Cet accord-cadre à bons de commande, sans minimum mais avec maximum, donne lieu à une volumétrie importante de bons de commande — environ 100 par semaine, émis par près de 80 personnes différentes, sans centralisation des demandes.

L’entreprise titulaire nous a contactés récemment pour demander la transmission d’un formulaire NOTI6, dans le but de mettre en place une cession Dailly.

Nous souhaiterions savoir comment peut être gérée ce type de situation :

– Comment concilier la mise en place d’une cession de créances avec un tel volume de bons de commande individuels ?
– Est-il envisageable ou cohérent de remettre à jour le NOTI6 périodiquement ?

– Quels montants indiquer dans le NOTI6 : le montant maximum (déduit du montant déjà facturé) ou le montant des bons de commandes qui est parfois réajusté par les collègues à réception des factures.
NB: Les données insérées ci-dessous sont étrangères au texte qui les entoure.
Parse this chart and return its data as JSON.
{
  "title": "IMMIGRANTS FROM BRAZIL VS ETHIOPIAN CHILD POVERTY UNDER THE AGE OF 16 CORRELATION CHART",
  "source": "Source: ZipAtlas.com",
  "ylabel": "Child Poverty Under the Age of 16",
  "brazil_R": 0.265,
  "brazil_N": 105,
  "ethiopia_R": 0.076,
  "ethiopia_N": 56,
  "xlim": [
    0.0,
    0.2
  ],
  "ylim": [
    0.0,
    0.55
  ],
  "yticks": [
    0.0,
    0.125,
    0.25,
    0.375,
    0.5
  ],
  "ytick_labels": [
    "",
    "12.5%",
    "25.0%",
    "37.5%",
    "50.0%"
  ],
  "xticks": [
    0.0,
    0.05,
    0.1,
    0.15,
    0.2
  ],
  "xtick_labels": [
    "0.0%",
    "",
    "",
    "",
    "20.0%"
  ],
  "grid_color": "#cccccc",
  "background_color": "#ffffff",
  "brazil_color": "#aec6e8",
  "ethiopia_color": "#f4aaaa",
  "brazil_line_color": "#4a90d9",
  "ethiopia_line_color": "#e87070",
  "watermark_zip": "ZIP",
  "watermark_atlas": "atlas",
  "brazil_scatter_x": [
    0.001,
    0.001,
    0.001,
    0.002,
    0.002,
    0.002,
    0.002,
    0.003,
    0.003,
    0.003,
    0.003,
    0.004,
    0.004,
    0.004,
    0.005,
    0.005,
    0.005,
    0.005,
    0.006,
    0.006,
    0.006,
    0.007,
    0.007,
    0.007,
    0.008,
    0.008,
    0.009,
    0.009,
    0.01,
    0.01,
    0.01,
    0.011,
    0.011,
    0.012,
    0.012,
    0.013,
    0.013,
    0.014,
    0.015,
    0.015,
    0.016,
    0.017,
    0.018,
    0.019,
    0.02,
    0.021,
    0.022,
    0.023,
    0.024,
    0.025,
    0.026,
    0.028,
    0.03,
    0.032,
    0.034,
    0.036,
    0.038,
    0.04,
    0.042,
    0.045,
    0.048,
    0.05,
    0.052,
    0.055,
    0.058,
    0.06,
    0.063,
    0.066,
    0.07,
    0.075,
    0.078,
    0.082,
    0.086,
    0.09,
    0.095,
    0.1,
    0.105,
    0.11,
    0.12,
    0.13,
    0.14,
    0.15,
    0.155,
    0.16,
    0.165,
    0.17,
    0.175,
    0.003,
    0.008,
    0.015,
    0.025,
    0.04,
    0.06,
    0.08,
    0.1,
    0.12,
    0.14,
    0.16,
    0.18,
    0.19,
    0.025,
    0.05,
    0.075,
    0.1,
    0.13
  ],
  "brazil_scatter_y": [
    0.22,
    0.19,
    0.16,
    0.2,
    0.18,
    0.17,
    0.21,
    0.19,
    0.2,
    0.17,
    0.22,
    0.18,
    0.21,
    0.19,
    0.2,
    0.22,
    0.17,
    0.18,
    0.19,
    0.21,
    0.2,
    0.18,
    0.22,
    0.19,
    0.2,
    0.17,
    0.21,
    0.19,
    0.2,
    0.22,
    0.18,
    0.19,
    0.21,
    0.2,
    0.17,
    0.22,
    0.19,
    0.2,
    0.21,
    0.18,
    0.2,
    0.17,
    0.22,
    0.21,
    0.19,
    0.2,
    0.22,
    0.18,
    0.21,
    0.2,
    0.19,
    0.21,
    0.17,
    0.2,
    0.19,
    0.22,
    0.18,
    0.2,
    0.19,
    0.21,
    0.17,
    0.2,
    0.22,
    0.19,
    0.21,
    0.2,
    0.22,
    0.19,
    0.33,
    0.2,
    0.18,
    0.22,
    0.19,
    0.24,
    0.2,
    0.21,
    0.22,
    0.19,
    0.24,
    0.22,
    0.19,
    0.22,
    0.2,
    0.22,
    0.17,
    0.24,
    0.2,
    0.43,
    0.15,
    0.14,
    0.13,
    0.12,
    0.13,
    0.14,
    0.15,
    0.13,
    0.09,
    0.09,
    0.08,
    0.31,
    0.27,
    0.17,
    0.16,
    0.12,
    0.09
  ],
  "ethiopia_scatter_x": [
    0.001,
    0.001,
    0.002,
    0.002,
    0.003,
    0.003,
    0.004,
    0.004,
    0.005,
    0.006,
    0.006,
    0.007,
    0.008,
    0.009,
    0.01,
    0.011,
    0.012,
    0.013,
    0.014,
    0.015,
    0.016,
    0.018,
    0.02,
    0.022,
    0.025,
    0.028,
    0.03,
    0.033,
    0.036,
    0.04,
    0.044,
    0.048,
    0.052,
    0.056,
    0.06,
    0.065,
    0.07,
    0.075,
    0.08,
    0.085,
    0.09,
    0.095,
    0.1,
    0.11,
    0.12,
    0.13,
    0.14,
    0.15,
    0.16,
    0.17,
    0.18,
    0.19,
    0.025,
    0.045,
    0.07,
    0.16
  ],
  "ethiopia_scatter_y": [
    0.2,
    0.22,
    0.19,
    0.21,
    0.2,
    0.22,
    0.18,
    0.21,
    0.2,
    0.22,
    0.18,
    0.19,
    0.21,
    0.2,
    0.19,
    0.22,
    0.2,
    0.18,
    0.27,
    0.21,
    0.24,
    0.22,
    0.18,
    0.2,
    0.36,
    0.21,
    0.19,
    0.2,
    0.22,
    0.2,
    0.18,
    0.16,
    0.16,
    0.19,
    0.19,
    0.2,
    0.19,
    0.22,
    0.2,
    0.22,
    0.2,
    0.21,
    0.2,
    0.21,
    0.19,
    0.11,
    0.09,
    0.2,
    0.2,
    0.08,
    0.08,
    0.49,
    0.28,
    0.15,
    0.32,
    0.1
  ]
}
Peut-on mettre une tranche de montant qui sera réajustée une fois atteinte, sans dépasser bien évidemment le montant maximum du contrat ?

Par ailleurs, le titulaire nous a indiqué que la banque destinataire de cette créance n’avait pas besoin qu’un montant soit inscrit dans le NOTI6, ce qui nous parait totalement impossible.

Merci d’avance pour vos précieux conseils, nous restons bien évidemment disponibles pour un échange téléphonique si besoin.